Because this film is an attempt of making a really original comedy, but it doesn't work (I would add at all), or I guess it just works for director Whit Stillman and his legion of fans. I ask myself: what's the purpose of a comedy? making you laugh and/or have a good time, and if the film is very good, do that while making you think. "Damsels in Distress" doesn't make you laugh and sorry, I don't think it really wants to say anything. But what puzzles me more is that I don't believe Stillman cares about that.
Deadpan, off-beat comedies I have seen a few, is not that surprising, but I can guarantee you watching this film is an odd experience, at least for a (long) while.The dialogues on which the characters are involved are unique. But they are not just surreal or crazy, which could lead to a very suggestive film (like Spanish masterpiece "Amanece Que No es Poco", the recent "Submarine" or the craziest moments on Woody Allen's or Wes Anderson's filmography). Dialogues and characters attitudes are pretentiously ironic (I concede the qualification of pretentious, for sure) off-putting, deliberately bizarre and to me, frequently irritating. It really takes a while and a considerable effort to go on for the viewer.
If you do, you'll find yourself more or less involved in its college story, one where guys are desperately stupids (some fun here) and girls completely insufferable. But in my case at least, I went on just for the sake of figuring out whether or not there was a goal, an end, a conclusion where all these strange kids could reveal something, not because I was going to find something satisfying. And although by the middle of it you get used to this sort of awkward humour and occasionally you will laugh, once the credits end, there's nothing to talk about or worth remembering.

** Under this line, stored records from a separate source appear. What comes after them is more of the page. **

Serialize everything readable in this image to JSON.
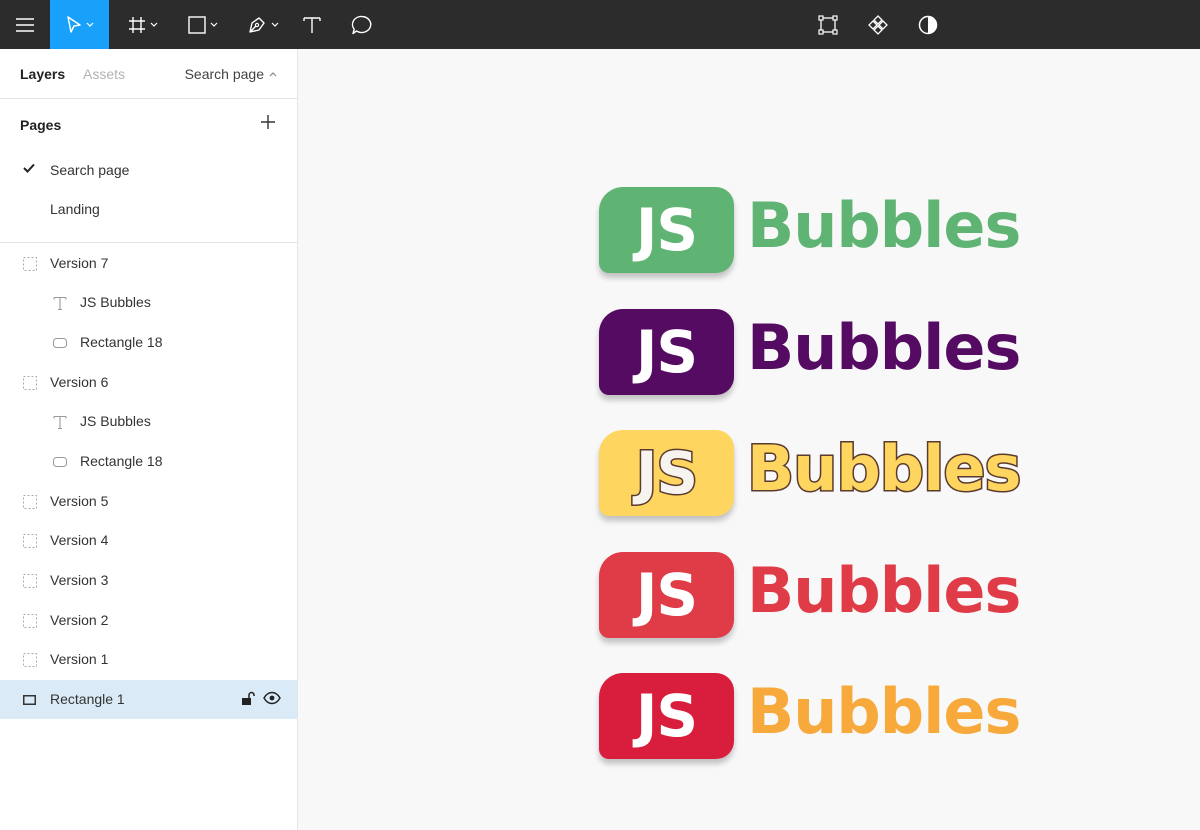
{
  "toolbar": {
    "menu_icon": "hamburger-icon",
    "tools": [
      "move-tool",
      "frame-tool",
      "shape-tool",
      "pen-tool",
      "text-tool",
      "comment-tool"
    ],
    "right_tools": [
      "component-edit-icon",
      "components-icon",
      "contrast-icon"
    ],
    "accent": "#18a0fb"
  },
  "panel": {
    "tabs": {
      "layers": "Layers",
      "assets": "Assets"
    },
    "current_page": "Search page",
    "pages_title": "Pages",
    "pages": [
      {
        "label": "Search page",
        "checked": true
      },
      {
        "label": "Landing",
        "checked": false
      }
    ],
    "layers": [
      {
        "label": "Version 7",
        "type": "frame"
      },
      {
        "label": "JS Bubbles",
        "type": "text"
      },
      {
        "label": "Rectangle 18",
        "type": "rect"
      },
      {
        "label": "Version 6",
        "type": "frame"
      },
      {
        "label": "JS Bubbles",
        "type": "text"
      },
      {
        "label": "Rectangle 18",
        "type": "rect"
      },
      {
        "label": "Version 5",
        "type": "frame"
      },
      {
        "label": "Version 4",
        "type": "frame"
      },
      {
        "label": "Version 3",
        "type": "frame"
      },
      {
        "label": "Version 2",
        "type": "frame"
      },
      {
        "label": "Version 1",
        "type": "frame"
      },
      {
        "label": "Rectangle 1",
        "type": "rect",
        "selected": true
      }
    ]
  },
  "canvas": {
    "logos": [
      {
        "badge": "JS",
        "word": "Bubbles",
        "badge_color": "#5fb474",
        "word_color": "#5fb474"
      },
      {
        "badge": "JS",
        "word": "Bubbles",
        "badge_color": "#560b62",
        "word_color": "#560b62"
      },
      {
        "badge": "JS",
        "word": "Bubbles",
        "badge_color": "#fdd55f",
        "word_color": "#fdd55f",
        "outline": "#5a3a2e"
      },
      {
        "badge": "JS",
        "word": "Bubbles",
        "badge_color": "#e03c48",
        "word_color": "#e03c48"
      },
      {
        "badge": "JS",
        "word": "Bubbles",
        "badge_color": "#d81e3c",
        "word_color": "#f7a93b"
      }
    ]
  }
}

Just a very eccentric film, just for the sake of being eccentric. Right now I'm thinking of a dozen of ultra-cool indie bands, with enjoy quite a successful position on alternative industry who, of course in my opinion, "sell" that sort of eccentricity... while lacking songs. Yes, know I get why Stillman and hipster are words commonly used in the same sentence. Unfortunately, is that meaning of hipster that means: "Look how I wear! Check my instagram! Read my very important tweet in the middle of a concert! and How I scream the only song I know about the NEXT BIG THING Pitchfork magazine has written about!"... Sorry about the rant.
Then again, I'm pretty sure Stillman must be satisfied with his work, achieving what he was aiming for or how he directed the cast (I have read fantastic comments on Greta Gerwig's performance, is true she's convincing on her role... but unfortunately is also part of this film). But sorry, is that enough? That makes Stillman an author? I doubt it, because I can only qualify "Damsels in Distress" as a seriously failed film. Or at the very least, a film that wasn't for me.